The assignments are intended to help you understand the material and should be done individually. You are welcome to get help from others but the work you hand in must be your own. Copying another person's work or allowing your work to be copied by others is a serious academic offense and will be treated as such. We do spot-check submissions to the on-line checkoff system for infractions of the colloboration policy. So please don't tempt fate by submitting someone else's work as your own; it will save us all a lot of grief. 

Labs

There are seven lab assignments due at various times during the term. Completing each part of a lab earns points that count toward your final grade; the automated checkoff system will assign points when you check in your work. Note that you can submit your work for a lab more than once, for example, as you complete each part. After completing the work for each lab, you'll be presented with some on-line lab questions to answer (these are different than the tutorial questions mentioned above).
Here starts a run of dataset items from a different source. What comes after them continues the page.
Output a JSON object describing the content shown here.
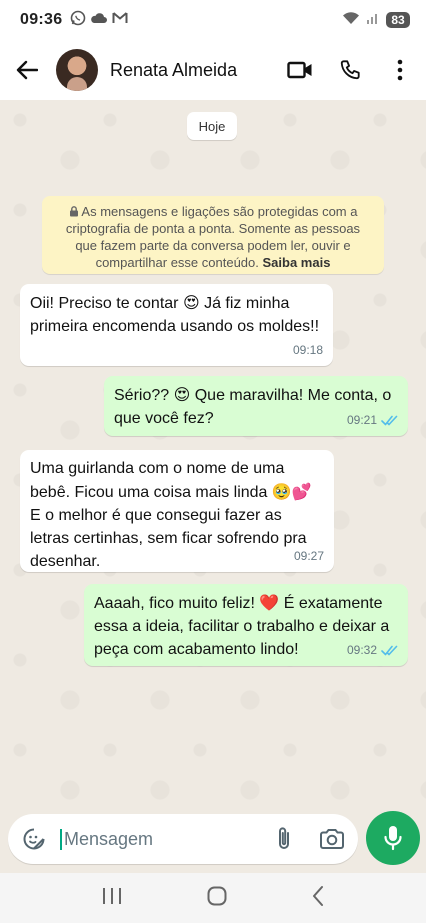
{
  "status_bar": {
    "time": "09:36",
    "battery": "83"
  },
  "header": {
    "contact_name": "Renata Almeida"
  },
  "chat": {
    "date_chip": "Hoje",
    "encryption_notice": {
      "text": "As mensagens e ligações são protegidas com a criptografia de ponta a ponta. Somente as pessoas que fazem parte da conversa podem ler, ouvir e compartilhar esse conteúdo.",
      "link": "Saiba mais"
    },
    "messages": [
      {
        "direction": "in",
        "text_before": "Oii! Preciso te contar ",
        "emoji": "😍",
        "text_after": " Já fiz minha primeira encomenda usando os moldes!!",
        "time": "09:18"
      },
      {
        "direction": "out",
        "text_before": "Sério?? ",
        "emoji": "😍",
        "text_after": " Que maravilha! Me conta, o que você fez?",
        "time": "09:21",
        "status": "read"
      },
      {
        "direction": "in",
        "text_before": "Uma guirlanda com o nome de uma bebê. Ficou uma coisa mais linda ",
        "emoji": "🥹💕",
        "text_after": " E o melhor é que consegui fazer as letras certinhas, sem ficar sofrendo pra desenhar.",
        "time": "09:27"
      },
      {
        "direction": "out",
        "text_before": "Aaaah, fico muito feliz! ",
        "emoji": "❤️",
        "text_after": " É exatamente essa a ideia, facilitar o trabalho e deixar a peça com acabamento lindo!",
        "time": "09:32",
        "status": "read"
      }
    ]
  },
  "composer": {
    "placeholder": "Mensagem"
  },
  "colors": {
    "accent": "#00a884",
    "mic_button": "#1daa61",
    "read_ticks": "#53bdeb",
    "outgoing_bubble": "#d9fdd3",
    "incoming_bubble": "#ffffff",
    "chat_background": "#efeae2",
    "encryption_notice_bg": "#fdf4c5"
  },
  "icons": {
    "status_bar": [
      "whatsapp-icon",
      "cloud-icon",
      "gmail-icon",
      "wifi-icon",
      "signal-icon",
      "battery-icon"
    ],
    "header": [
      "back-arrow-icon",
      "video-call-icon",
      "phone-icon",
      "more-options-icon"
    ],
    "composer": [
      "sticker-icon",
      "attach-icon",
      "camera-icon",
      "mic-icon"
    ],
    "navbar": [
      "recents-icon",
      "home-icon",
      "back-icon"
    ]
  }
}
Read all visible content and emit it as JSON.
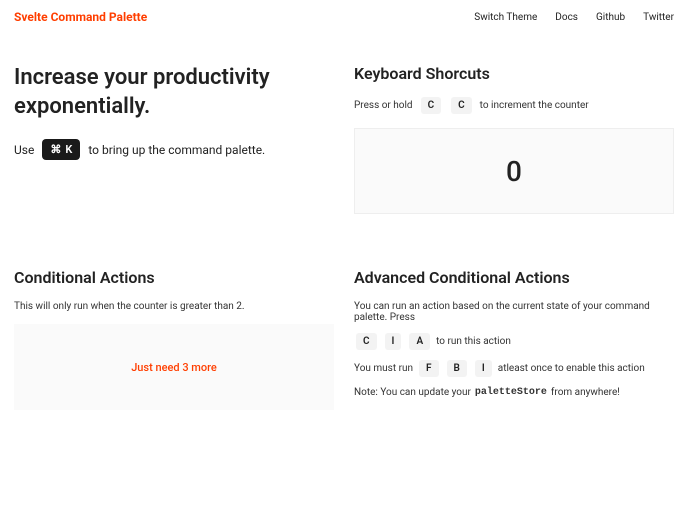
{
  "header": {
    "brand": "Svelte Command Palette",
    "nav": [
      "Switch Theme",
      "Docs",
      "Github",
      "Twitter"
    ]
  },
  "hero": {
    "title": "Increase your productivity exponentially.",
    "sub_before": "Use",
    "kbd_cmd": "⌘",
    "kbd_k": "K",
    "sub_after": "to bring up the command palette."
  },
  "shortcuts": {
    "title": "Keyboard Shorcuts",
    "press_hold": "Press or hold",
    "key1": "C",
    "key2": "C",
    "to_increment": "to increment the counter",
    "counter": "0"
  },
  "conditional": {
    "title": "Conditional Actions",
    "desc": "This will only run when the counter is greater than 2.",
    "status": "Just need 3 more"
  },
  "advanced": {
    "title": "Advanced Conditional Actions",
    "line1_pre": "You can run an action based on the current state of your command palette. Press",
    "k1": "C",
    "k2": "I",
    "k3": "A",
    "line1_post": "to run this action",
    "line2_pre": "You must run",
    "k4": "F",
    "k5": "B",
    "k6": "I",
    "line2_post": "atleast once to enable this action",
    "note_pre": "Note: You can update your",
    "note_code": "paletteStore",
    "note_post": "from anywhere!"
  }
}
You must have a non-zero score for each lab and all on-line lab questions must be checked-off as a prerequisite for passing the course. A missing lab (i.e., a lab with a score of 0) will result in a failing grade; incompletes will not be given for unfinished laboratory work.

It is possible to complete the assignments using your own computer: the lab software is written in Java® and should run on any Java® Virtual Machine supporting JDK 1.3 or higher (see related resources for details).

Late policy for labs: The on-line system will give you 50% of any points earned for submissions after the due date. So if your first submittal is late, you get 50% of the points. But if you submitted on-time for 15 points, and then late for 25 points, you'll get 20 points total for the lab. Note that points reported by JSim/BSim at check-in are for on-time submittals; you can check your on-line status page to see how many points count toward your total.
 
Quizzes

There are 5 fifty-minute, closed-book quizzes. The questions will be similar (perhaps identical!) to the tutorial problems and will ask you to provide short, written answers and/or explanations. The quizzes are scheduled roughly every three weeks during your tutorial.

To ensure everyone has a seat, please attend your assigned tutorial on quiz days. If exceptional circumstances make it impossible to take a quiz at your assigned time, please contact your TA before the quiz to see if other arrangements can be made. Requests for make-ups after the quiz has been given are unlikely to be successful.

There is no final exam.
 
Grading

The final grade is determined by performance on the quizzes (25 points/quiz, 125 points total) and the seven labs (75 points total). In addition, you must have a non-zero score for each of the seven labs and all the on-line lab questions must be checked off as a prerequisite for passing the course. A missing lab will result in a failing grade; incompletes will not be given for unfinished laboratory work.

Once your combined score has been computed as explained above, here's how grades will be assigned:

"A": total >= 155 points or better
"B": 125 <= total < 155 points
"C": 105 <= total < 125 points
"D": 85 <= total < 105 points
"F": missing lab, less than 85 points

The staff reserves the right on a case-by-case basis to assign a better grade than the one determined by your score.